The South Yorkshire Dementia Creative Arts Exhibition has been run by the University of Sheffield for the past nine years. Students at Sheffield College were invited to submit artwork under the theme of ‘Places and Times’ and Nazeer’s winning work now features on the official poster.

“It is a project that the University of Sheffield set up. They wanted us to design a poster for dementia and they wanted it to be positive,” Nazeer said, adding that most of the previous work had pictured brains – so he wanted to do something different.

“I thought about the importance of love, some people take it for granted and these people, in the painting, they have problems but they have shared a lot of memories.”

“This painting shows the eternal love that two individuals have for each other.”
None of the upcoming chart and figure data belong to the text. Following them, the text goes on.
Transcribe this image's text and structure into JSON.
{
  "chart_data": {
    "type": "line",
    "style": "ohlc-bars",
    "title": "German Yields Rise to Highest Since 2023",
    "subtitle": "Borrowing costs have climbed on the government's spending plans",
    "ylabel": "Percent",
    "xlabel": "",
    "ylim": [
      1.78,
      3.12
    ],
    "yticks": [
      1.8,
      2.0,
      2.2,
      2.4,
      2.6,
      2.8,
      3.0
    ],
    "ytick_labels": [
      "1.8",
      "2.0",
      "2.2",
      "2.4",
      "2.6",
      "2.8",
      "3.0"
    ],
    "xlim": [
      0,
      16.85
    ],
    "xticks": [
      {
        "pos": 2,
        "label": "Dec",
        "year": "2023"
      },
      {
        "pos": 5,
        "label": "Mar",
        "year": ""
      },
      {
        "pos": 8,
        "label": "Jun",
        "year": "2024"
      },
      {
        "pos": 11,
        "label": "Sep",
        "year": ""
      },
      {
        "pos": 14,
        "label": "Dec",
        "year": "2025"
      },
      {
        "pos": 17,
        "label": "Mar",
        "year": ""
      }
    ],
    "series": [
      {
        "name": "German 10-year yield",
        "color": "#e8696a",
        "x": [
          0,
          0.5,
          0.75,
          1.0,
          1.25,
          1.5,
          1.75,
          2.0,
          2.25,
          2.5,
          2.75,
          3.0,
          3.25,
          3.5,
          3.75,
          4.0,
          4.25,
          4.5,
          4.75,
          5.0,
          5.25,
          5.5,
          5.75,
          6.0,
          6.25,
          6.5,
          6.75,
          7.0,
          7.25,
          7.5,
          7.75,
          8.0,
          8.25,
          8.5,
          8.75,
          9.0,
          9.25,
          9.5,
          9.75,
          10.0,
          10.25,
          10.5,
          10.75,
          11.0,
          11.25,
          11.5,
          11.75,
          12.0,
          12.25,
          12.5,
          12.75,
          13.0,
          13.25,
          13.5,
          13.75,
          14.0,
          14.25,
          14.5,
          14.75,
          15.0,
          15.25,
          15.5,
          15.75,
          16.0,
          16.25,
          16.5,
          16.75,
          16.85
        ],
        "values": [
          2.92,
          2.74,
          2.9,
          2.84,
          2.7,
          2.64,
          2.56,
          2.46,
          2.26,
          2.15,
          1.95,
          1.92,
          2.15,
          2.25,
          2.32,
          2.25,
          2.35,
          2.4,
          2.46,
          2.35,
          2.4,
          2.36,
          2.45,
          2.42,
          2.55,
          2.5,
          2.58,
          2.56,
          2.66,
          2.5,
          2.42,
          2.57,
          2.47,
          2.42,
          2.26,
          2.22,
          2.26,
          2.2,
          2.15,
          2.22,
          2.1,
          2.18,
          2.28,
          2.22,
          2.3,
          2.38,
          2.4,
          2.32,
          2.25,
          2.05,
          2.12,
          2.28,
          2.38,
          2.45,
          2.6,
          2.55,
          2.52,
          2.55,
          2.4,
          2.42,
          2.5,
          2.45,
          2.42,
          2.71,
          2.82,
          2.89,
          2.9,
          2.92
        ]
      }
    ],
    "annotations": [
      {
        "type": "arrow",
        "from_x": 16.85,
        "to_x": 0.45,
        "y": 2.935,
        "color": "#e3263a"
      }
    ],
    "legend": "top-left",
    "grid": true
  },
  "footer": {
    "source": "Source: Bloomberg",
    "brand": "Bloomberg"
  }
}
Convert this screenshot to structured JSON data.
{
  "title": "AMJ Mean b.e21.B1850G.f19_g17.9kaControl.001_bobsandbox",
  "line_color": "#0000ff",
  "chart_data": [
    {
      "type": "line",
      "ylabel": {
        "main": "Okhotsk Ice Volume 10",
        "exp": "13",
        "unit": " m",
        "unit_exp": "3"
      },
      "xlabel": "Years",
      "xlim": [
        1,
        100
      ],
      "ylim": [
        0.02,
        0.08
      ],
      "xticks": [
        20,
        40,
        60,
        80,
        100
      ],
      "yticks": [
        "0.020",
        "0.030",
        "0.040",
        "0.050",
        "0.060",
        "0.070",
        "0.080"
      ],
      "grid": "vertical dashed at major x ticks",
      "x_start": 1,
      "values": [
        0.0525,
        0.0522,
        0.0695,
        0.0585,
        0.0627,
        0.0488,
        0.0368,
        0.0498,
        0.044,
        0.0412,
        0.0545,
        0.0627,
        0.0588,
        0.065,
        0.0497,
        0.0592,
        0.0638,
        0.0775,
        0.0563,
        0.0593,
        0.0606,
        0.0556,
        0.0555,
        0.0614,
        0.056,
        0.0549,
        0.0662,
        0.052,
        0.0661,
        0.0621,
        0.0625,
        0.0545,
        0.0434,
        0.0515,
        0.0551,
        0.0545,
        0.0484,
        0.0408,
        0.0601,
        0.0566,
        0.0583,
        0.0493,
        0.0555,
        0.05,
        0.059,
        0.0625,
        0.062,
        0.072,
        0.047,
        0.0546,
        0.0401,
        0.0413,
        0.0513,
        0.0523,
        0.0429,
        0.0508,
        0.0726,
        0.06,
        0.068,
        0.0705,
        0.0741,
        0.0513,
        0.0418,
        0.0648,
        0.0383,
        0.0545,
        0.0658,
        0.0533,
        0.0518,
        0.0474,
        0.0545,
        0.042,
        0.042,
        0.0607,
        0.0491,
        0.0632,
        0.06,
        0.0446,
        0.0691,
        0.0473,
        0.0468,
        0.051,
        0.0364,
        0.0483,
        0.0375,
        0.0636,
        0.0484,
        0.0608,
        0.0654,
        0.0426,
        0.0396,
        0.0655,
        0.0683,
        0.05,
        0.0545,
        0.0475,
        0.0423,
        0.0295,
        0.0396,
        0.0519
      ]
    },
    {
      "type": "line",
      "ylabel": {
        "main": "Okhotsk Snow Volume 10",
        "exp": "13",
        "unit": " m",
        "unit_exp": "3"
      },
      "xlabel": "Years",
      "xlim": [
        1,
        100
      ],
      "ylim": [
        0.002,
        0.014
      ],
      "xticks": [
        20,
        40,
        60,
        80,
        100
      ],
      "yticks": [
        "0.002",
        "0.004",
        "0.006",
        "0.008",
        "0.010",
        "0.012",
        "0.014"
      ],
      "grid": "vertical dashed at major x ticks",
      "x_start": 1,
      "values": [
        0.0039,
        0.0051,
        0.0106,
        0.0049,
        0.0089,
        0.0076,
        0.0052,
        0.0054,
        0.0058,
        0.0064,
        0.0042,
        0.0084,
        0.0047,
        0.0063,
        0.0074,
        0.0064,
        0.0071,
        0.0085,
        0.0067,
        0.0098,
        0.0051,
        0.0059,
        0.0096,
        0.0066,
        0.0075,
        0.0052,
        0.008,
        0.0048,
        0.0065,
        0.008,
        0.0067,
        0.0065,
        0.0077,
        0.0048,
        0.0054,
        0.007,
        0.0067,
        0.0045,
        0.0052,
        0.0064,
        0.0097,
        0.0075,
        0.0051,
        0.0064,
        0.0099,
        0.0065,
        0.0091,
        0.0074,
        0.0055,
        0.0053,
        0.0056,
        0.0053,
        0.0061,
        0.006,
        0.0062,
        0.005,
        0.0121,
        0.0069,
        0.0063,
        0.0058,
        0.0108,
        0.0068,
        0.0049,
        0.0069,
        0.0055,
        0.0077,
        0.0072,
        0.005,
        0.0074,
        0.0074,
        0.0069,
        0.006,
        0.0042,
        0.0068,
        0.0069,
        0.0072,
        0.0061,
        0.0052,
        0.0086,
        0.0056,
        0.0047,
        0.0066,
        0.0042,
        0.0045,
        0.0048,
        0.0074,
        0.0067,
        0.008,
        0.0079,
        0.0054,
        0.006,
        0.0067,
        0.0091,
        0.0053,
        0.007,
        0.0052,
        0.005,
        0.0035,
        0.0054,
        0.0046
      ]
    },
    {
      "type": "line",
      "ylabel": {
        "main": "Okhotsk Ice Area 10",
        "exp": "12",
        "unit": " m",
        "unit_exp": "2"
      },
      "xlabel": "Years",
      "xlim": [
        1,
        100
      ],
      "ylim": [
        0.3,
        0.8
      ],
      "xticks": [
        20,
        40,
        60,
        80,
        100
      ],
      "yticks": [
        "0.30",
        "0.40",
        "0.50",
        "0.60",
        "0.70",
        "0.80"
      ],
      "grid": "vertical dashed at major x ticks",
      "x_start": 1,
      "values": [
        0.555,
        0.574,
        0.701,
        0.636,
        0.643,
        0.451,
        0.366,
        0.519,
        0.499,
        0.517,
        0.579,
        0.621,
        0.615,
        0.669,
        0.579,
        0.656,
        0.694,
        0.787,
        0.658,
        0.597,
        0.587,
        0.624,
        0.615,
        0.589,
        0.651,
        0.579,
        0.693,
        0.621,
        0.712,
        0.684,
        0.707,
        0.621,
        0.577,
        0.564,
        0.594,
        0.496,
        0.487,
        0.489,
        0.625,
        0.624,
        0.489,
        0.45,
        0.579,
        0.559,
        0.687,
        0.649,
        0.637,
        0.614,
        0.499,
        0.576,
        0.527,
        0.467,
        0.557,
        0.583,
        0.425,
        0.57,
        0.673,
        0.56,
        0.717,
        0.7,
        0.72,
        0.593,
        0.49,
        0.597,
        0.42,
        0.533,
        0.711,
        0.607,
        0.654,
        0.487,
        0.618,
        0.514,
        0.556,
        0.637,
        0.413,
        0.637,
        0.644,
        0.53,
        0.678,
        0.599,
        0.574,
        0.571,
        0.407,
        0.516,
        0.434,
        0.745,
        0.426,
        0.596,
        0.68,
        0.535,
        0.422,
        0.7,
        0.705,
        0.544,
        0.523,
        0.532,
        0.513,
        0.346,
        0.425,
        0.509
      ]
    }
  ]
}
“Love is binding and unconditional in the sense that we have no control over it whatsoever. Unfortunately, one thing we definitely don’t have control over is dementia.”

“The partner of the affected individual feels more of a burden than the patient themselves. I’ve attempted to depict this loss of identity, yet carefree spirit in the victim, with their partner providing them with unconditional affection.”

Nazeer himself came to Sheffield from Kyrgyzstan around 11 years ago and he has loved to draw and design his whole life. He is going to study architecture at Sheffield Hallam next year and tells me he already has a client for a Kurdish style house that he has designed.

The other entrants to the competition are equally impressive:

The exhibition will take place place between May 26 and July 2 at Sheffield Cathedral.

It follows on from a successful 2016 exhibition in Barnsley and a sister exhibition in Detroit.

Anyone affected by dementia or memory loss is invited to contribute creative art – whether that be poetry, painting, or sculpture. Entry is free to the public.